Niron Magnetics is partnering with Marquette University and General Motors to develop electric vehicle drivetrains using a US$5m grant from the Department of Energy.
Demand for electric and hybrid vehicles continues to grow and new forecasts predict they will account for an estimated 30% of all vehicle sales by 2025. However, the drivetrains traditionally utilised in EV and HV designs are powered by rare-earth materials, which are predicted to experience a shortage by 2030.
Ayman El-Refaie, Werner Endowed Chair in Secure/Sustainable Energy and professor of electrical and computer engineering at Marquette University will serve as the lead on the three-year DOE Vehicle Technologies Office project that seeks to meet and even exceed the DOE targets around metrics such as max torque, power, speed current and bus voltage as demand for electric vehicles continues to grow, without the use of rare earths.
“We are very excited about teaming with Niron Magnetics on this project and see their Iron Nitride permanent magnets as a key enabling technology to achieve our project objectives,” said El-Refaie. “Beyond this project, Niron’s technology will help achieve higher performance in electrical machines over a broad range of applications.”
The proposed design incorporates high performance Iron Nitride (FeN) magnets, which the team at Niron will be developing. Niron’s Clean Earth Magnet technology does not use any rare earth elements and offers advantages compared to traditional magnets, including higher magnetic field strength, enhanced temperature stability and lower cost input materials and manufacturing.
Niron notes its magnets have a higher magnetic flux density than conventional Ferrite and NdFeB-based magnets, enabling size and weight reduction in motors without compromising power or torque.
“This collaboration, along with the other vehicle technology innovation projects funded by the DOE will help shape the future of the transportation sector and increase access to more sustainable options for consumers,” said Niron CTO, Frank Johnson.

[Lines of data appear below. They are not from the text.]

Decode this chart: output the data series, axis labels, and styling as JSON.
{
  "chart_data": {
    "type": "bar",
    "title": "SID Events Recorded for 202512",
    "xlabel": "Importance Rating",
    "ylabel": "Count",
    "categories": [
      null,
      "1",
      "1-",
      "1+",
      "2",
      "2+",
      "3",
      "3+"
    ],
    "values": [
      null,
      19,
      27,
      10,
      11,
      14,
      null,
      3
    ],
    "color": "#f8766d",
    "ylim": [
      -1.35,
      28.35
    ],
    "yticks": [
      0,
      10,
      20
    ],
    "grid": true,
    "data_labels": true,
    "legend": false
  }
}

“Professor El-Refaie and his team understand the potential our technology has to unlock new possibilities in power generation without the use of rare earths, ensuring electric motors of the future are not only more cost effective, but sustainable.”
The project is funded by the Vehicle Technologies Office of the Department of Energy. The National Renewable Energy Laboratory and Virginia Polytechnic Institute and State University are also partnering on the project.